Babbitt rêve-t-il d'une autre vie? Evidemment il prend moult fois la décision de manger moins riche et de cesser de fumer (de gros cigares), il s'arrange pour prendre quelques jours de vacances seul avec son ami Paul. Lors d’une petite maladie (coquillages suspects), "Il prenait conscience de sa vie, avec un peu de tristesse. (...)Il trouvait son genre de vie incroyablement machinal. (...) Machinales ses affaires, vente active de maisons mal construites; machinale sa religion, une église sèche, dure, sans rapport avec la vie véritable de la rue, respectable mais sans humanité, comme un chapeau haut de forme. Machinaux les parties de golf et les dîners, les bridges et les conversations. Et, sauf avec Paul Riesling, machinales les amitiés ... tapes dans le dos et ton de blague, sans jamais oser l'épreuve des propos calmes."
Vite j'ai compris que Lewis se livre à une satire au travers de Babbitt, et qu'il ne se passerait rien de révolutionnaire.

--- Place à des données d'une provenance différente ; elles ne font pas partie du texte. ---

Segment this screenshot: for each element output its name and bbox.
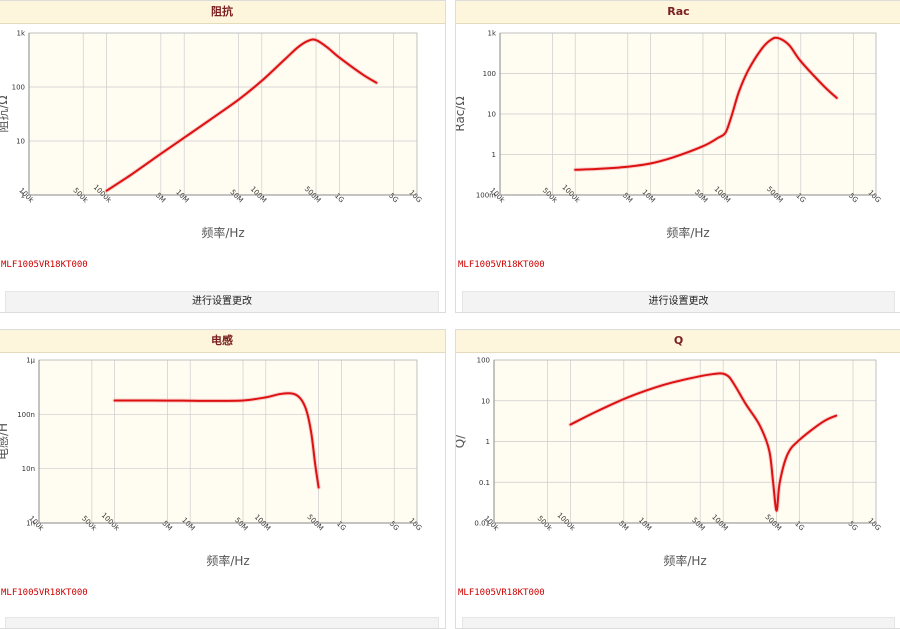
y-tick-label: 0.1 <box>479 479 490 487</box>
x-axis-title: 频率/Hz <box>666 225 709 240</box>
y-tick-label: 10 <box>16 138 25 146</box>
y-tick-label: 100 <box>12 84 25 92</box>
q-panel: Q 100k 500k 1000k 5M 10M 50M 100M 500M 1G 5G 10G 0.… <box>455 329 900 629</box>
inductance-panel: 电感 100k 500k 1000k 5M 10M 50M 100M 500M 1G 5G 10G 1… <box>0 329 446 629</box>
part-number-label: MLF1005VR18KT000 <box>458 260 545 270</box>
y-tick-label: 1k <box>487 30 496 38</box>
y-tick-label: 100 <box>477 357 490 365</box>
y-tick-label: 1 <box>21 192 25 200</box>
y-axis-title: Rac/Ω <box>456 96 467 131</box>
y-tick-label: 10 <box>487 111 496 119</box>
y-tick-label: 100 <box>483 70 496 78</box>
y-tick-label: 1 <box>492 151 496 159</box>
y-tick-label: 1 <box>486 438 490 446</box>
y-tick-label: 100m <box>476 192 496 200</box>
y-axis-title: 阻抗/Ω <box>0 95 10 132</box>
x-tick-label: 10G <box>407 517 423 533</box>
part-number-label: MLF1005VR18KT000 <box>1 588 88 598</box>
y-axis-title: 电感/H <box>0 423 10 460</box>
series-line <box>574 36 838 171</box>
x-axis-title: 频率/Hz <box>201 225 244 240</box>
y-tick-label: 0.01 <box>474 520 490 528</box>
x-tick-label: 10G <box>866 517 882 533</box>
settings-change-button[interactable] <box>462 617 895 628</box>
x-tick-label: 10G <box>407 189 423 205</box>
series-line <box>113 392 320 489</box>
settings-change-button[interactable]: 进行设置更改 <box>462 291 895 312</box>
series-line <box>105 38 378 192</box>
panel-title: 阻抗 <box>0 1 445 24</box>
settings-change-button[interactable]: 进行设置更改 <box>5 291 439 312</box>
impedance-panel: 阻抗 100k 500k 1000k 5M 10M 50M 100M 500M 1G 5G 10G 1… <box>0 0 446 313</box>
panel-title: 电感 <box>0 330 445 353</box>
y-tick-label: 100n <box>17 411 35 419</box>
y-tick-label: 1k <box>16 30 25 38</box>
part-number-label: MLF1005VR18KT000 <box>458 588 545 598</box>
x-axis-title: 频率/Hz <box>663 553 706 568</box>
y-tick-label: 1μ <box>26 357 35 365</box>
x-tick-label: 10G <box>866 189 882 205</box>
panel-title: Rac <box>456 1 900 24</box>
q-chart: 100k 500k 1000k 5M 10M 50M 100M 500M 1G 5G 10G0.01… <box>456 357 882 569</box>
y-tick-label: 10n <box>22 465 35 473</box>
series-line <box>569 372 838 512</box>
part-number-label: MLF1005VR18KT000 <box>1 260 88 270</box>
inductance-chart: 100k 500k 1000k 5M 10M 50M 100M 500M 1G 5G 10G1n10… <box>0 357 423 569</box>
y-axis-title: Q/ <box>456 434 467 448</box>
y-tick-label: 10 <box>481 397 490 405</box>
panel-title: Q <box>456 330 900 353</box>
rac-chart: 100k 500k 1000k 5M 10M 50M 100M 500M 1G 5G 10G100m… <box>456 30 882 241</box>
settings-change-button[interactable] <box>5 617 439 628</box>
plot-area <box>29 33 417 195</box>
plot-area <box>39 360 417 523</box>
impedance-chart: 100k 500k 1000k 5M 10M 50M 100M 500M 1G 5G 10G1101… <box>0 30 423 241</box>
x-axis-title: 频率/Hz <box>206 553 249 568</box>
y-tick-label: 1n <box>26 520 35 528</box>
rac-panel: Rac 100k 500k 1000k 5M 10M 50M 100M 500M 1G 5G 10G… <box>455 0 900 313</box>
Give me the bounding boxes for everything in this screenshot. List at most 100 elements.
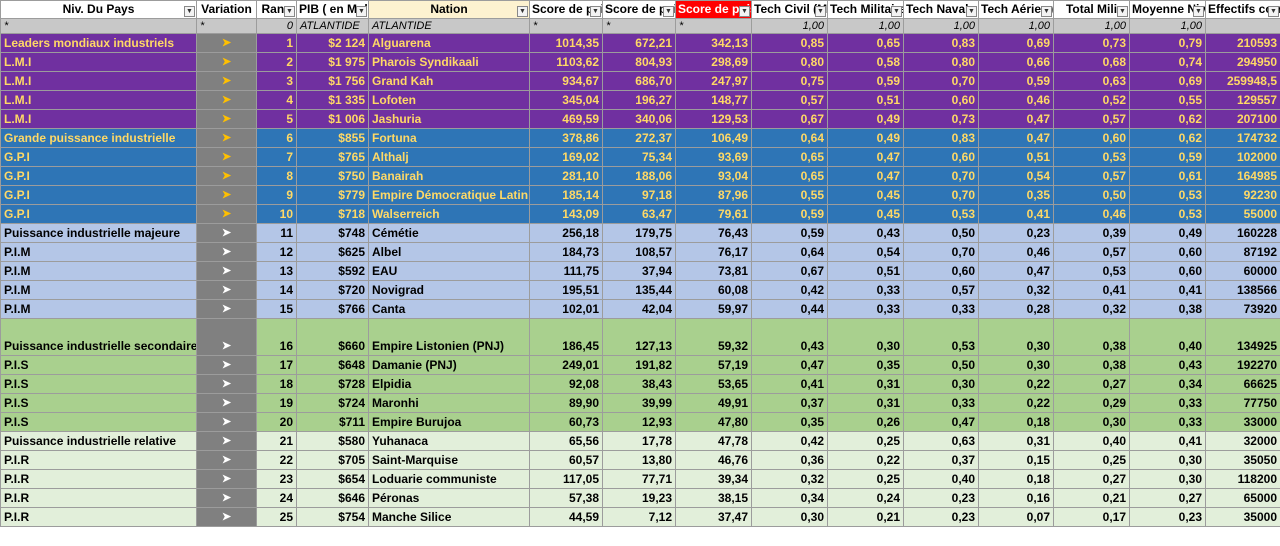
pib-cell[interactable]: $766 <box>296 299 369 319</box>
variation-cell[interactable]: ➤ <box>196 71 257 91</box>
nation-cell[interactable]: Empire Démocratique Latin <box>368 185 530 205</box>
variation-cell[interactable]: ➤ <box>196 488 257 508</box>
moyenne-tech-cell[interactable]: 0,33 <box>1129 412 1206 432</box>
variation-cell[interactable]: ➤ <box>196 204 257 224</box>
niveau-cell[interactable]: G.P.I <box>0 204 197 224</box>
rang-cell[interactable]: 16 <box>256 318 297 356</box>
score-militaire-cell[interactable]: 108,57 <box>602 242 676 262</box>
score-industriel-cell[interactable]: 93,69 <box>675 147 752 167</box>
score-militaire-cell[interactable]: 13,80 <box>602 450 676 470</box>
tech-aerien-cell[interactable]: 0,28 <box>978 299 1054 319</box>
tech-aerien-cell[interactable]: 0,41 <box>978 204 1054 224</box>
variation-cell[interactable]: ➤ <box>196 52 257 72</box>
table-row[interactable]: P.I.R ➤ 24 $646 Péronas 57,38 19,23 38,15 0,34 0,… <box>0 488 1280 508</box>
tech-civil-cell[interactable]: 0,64 <box>751 242 828 262</box>
filter-dropdown-icon[interactable]: ▼ <box>1268 6 1279 17</box>
effectifs-cell[interactable]: 92230 <box>1205 185 1280 205</box>
filter-dropdown-icon[interactable]: ▼ <box>815 6 826 17</box>
score-industriel-cell[interactable]: 38,15 <box>675 488 752 508</box>
filter-dropdown-icon[interactable]: ▼ <box>284 6 295 17</box>
nation-cell[interactable]: Damanie (PNJ) <box>368 355 530 375</box>
score-industriel-cell[interactable]: 298,69 <box>675 52 752 72</box>
tech-militaire-cell[interactable]: 0,43 <box>827 223 904 243</box>
score-militaire-cell[interactable]: 39,99 <box>602 393 676 413</box>
score-industriel-cell[interactable]: 106,49 <box>675 128 752 148</box>
total-mili-cell[interactable]: 0,27 <box>1053 469 1130 489</box>
score-industriel-cell[interactable]: 76,43 <box>675 223 752 243</box>
table-row[interactable]: P.I.R ➤ 25 $754 Manche Silice 44,59 7,12 37,47 0… <box>0 507 1280 527</box>
pib-cell[interactable]: $660 <box>296 318 369 356</box>
tech-militaire-cell[interactable]: 0,25 <box>827 469 904 489</box>
score-industriel-cell[interactable]: 79,61 <box>675 204 752 224</box>
tech-militaire-cell[interactable]: 0,47 <box>827 166 904 186</box>
tech-navale-cell[interactable]: 0,70 <box>903 185 979 205</box>
nation-cell[interactable]: Maronhi <box>368 393 530 413</box>
niveau-cell[interactable]: P.I.R <box>0 488 197 508</box>
tech-aerien-cell[interactable]: 0,22 <box>978 393 1054 413</box>
nation-cell[interactable]: Loduarie communiste <box>368 469 530 489</box>
variation-cell[interactable]: ➤ <box>196 166 257 186</box>
rang-cell[interactable]: 4 <box>256 90 297 110</box>
variation-cell[interactable]: ➤ <box>196 318 257 356</box>
tech-civil-cell[interactable]: 0,30 <box>751 507 828 527</box>
score-total-cell[interactable]: 195,51 <box>529 280 603 300</box>
pib-cell[interactable]: $748 <box>296 223 369 243</box>
filter-criteria-cell[interactable]: * <box>529 18 603 34</box>
score-total-cell[interactable]: 934,67 <box>529 71 603 91</box>
variation-cell[interactable]: ➤ <box>196 33 257 53</box>
tech-aerien-cell[interactable]: 0,54 <box>978 166 1054 186</box>
niveau-cell[interactable]: P.I.M <box>0 261 197 281</box>
score-industriel-cell[interactable]: 247,97 <box>675 71 752 91</box>
niveau-cell[interactable]: P.I.R <box>0 450 197 470</box>
table-row[interactable]: L.M.I ➤ 4 $1 335 Lofoten 345,04 196,27 148,77 0,… <box>0 90 1280 110</box>
tech-navale-cell[interactable]: 0,60 <box>903 90 979 110</box>
rang-cell[interactable]: 15 <box>256 299 297 319</box>
niveau-cell[interactable]: P.I.M <box>0 280 197 300</box>
pib-cell[interactable]: $1 335 <box>296 90 369 110</box>
nation-cell[interactable]: Albel <box>368 242 530 262</box>
rang-cell[interactable]: 21 <box>256 431 297 451</box>
nation-cell[interactable]: Elpidia <box>368 374 530 394</box>
total-mili-cell[interactable]: 0,57 <box>1053 166 1130 186</box>
score-militaire-cell[interactable]: 17,78 <box>602 431 676 451</box>
tech-navale-cell[interactable]: 0,57 <box>903 280 979 300</box>
score-militaire-cell[interactable]: 135,44 <box>602 280 676 300</box>
score-militaire-cell[interactable]: 63,47 <box>602 204 676 224</box>
moyenne-tech-cell[interactable]: 0,62 <box>1129 109 1206 129</box>
total-mili-cell[interactable]: 0,17 <box>1053 507 1130 527</box>
filter-criteria-cell[interactable]: ATLANTIDE <box>368 18 530 34</box>
filter-criteria-cell[interactable]: * <box>675 18 752 34</box>
tech-militaire-cell[interactable]: 0,31 <box>827 374 904 394</box>
nation-cell[interactable]: Saint-Marquise <box>368 450 530 470</box>
nation-cell[interactable]: Jashuria <box>368 109 530 129</box>
rang-cell[interactable]: 17 <box>256 355 297 375</box>
score-industriel-cell[interactable]: 47,78 <box>675 431 752 451</box>
pib-cell[interactable]: $646 <box>296 488 369 508</box>
tech-militaire-cell[interactable]: 0,22 <box>827 450 904 470</box>
moyenne-tech-cell[interactable]: 0,53 <box>1129 185 1206 205</box>
score-militaire-cell[interactable]: 42,04 <box>602 299 676 319</box>
tech-aerien-cell[interactable]: 0,23 <box>978 223 1054 243</box>
moyenne-tech-cell[interactable]: 0,61 <box>1129 166 1206 186</box>
variation-cell[interactable]: ➤ <box>196 223 257 243</box>
rang-cell[interactable]: 5 <box>256 109 297 129</box>
tech-aerien-cell[interactable]: 0,32 <box>978 280 1054 300</box>
niveau-cell[interactable]: L.M.I <box>0 109 197 129</box>
variation-cell[interactable]: ➤ <box>196 147 257 167</box>
tech-aerien-cell[interactable]: 0,18 <box>978 469 1054 489</box>
moyenne-tech-cell[interactable]: 0,60 <box>1129 261 1206 281</box>
score-industriel-cell[interactable]: 93,04 <box>675 166 752 186</box>
pib-cell[interactable]: $1 975 <box>296 52 369 72</box>
moyenne-tech-cell[interactable]: 0,41 <box>1129 280 1206 300</box>
filter-dropdown-icon[interactable]: ▼ <box>663 6 674 17</box>
pib-cell[interactable]: $765 <box>296 147 369 167</box>
score-industriel-cell[interactable]: 73,81 <box>675 261 752 281</box>
score-militaire-cell[interactable]: 672,21 <box>602 33 676 53</box>
tech-militaire-cell[interactable]: 0,65 <box>827 33 904 53</box>
tech-civil-cell[interactable]: 0,59 <box>751 223 828 243</box>
tech-civil-cell[interactable]: 0,85 <box>751 33 828 53</box>
tech-aerien-cell[interactable]: 0,30 <box>978 355 1054 375</box>
pib-cell[interactable]: $728 <box>296 374 369 394</box>
pib-cell[interactable]: $750 <box>296 166 369 186</box>
tech-aerien-cell[interactable]: 0,16 <box>978 488 1054 508</box>
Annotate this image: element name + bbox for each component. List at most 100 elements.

Juste le dernier tiers voit quelques événements et mini rebellions, mais bientôt l'eau redevient lisse. Le tour de force de l'auteur est d'avoir réussi à rendre son personnage tout de même sympathique et intéressant.
"Des gens qui avaient gagné cinq mille dollars l'avant-dernière année et dix la dernière s'usaient les nerfs et se torturaient le cerveau afin d'en gagner vingt cette année-là. Et ceux qui étaient tombés d'épuisement aussitôt après avoir réalisé leurs vingt mille dollars, se hâtaient d'attraper des trains pour se ruer sur les vacances que leur avaient ordonnées des docteurs pressés.
Au milieu de tous ces gens, Babbitt rentrait en hâte à son bureau, pour s'y asseoir, sans grand-chose à faire, sinon de veiller à ce que ses employés eussent l'air de se hâter.
Tous les samedis après-midi, il se rendait en hâte à son club champêtre et se hâtait de faire neuf trous de golf, pour se reposer de sa hâte de la semaine."
Les avis de A Girl, ma complice de LC,
Commentaires
Vraiment tu a lu tous les incontournables! ^_^
Mais sache que les Barbara Pym, là je les lis ou relis en anglais!
Pour Babbitt, oui il y a tout là-dedans, même la description des cuisines modernes, en avance sur les françaises pour l'équipement!!!Et ces villas semblables dans leur agencement et décoration... ^_^
Pour les biblis, cela se fait sans trop y penser. Dans ma petite ville c'est différent, ils ont un bon pack de lecteurs semble-t-il. Alors que dans celle dont je parle, le pack de lecteurs doit être dilué dans la masse de ceux qui 'foncent' en salle informatique. Il y a un club lecture, mais je n'ai pas pris le temps d'y aller.
A ta place, je serais 'folle' à voir toute l'offre disponible! J'espère qu'on écoutera ta demande...
Ces vieilles éditions prennent une place folle...
Je préfère la slow attitude, au fauteuil, un Sinclair en main...
Oui, le confort, avec livre, boisson et animal favori en option.
Exact, ce bouquin demeure actuel, je le sens!
Le nombre de parutions est assez affolant, je sais qu'on ne peut suivre.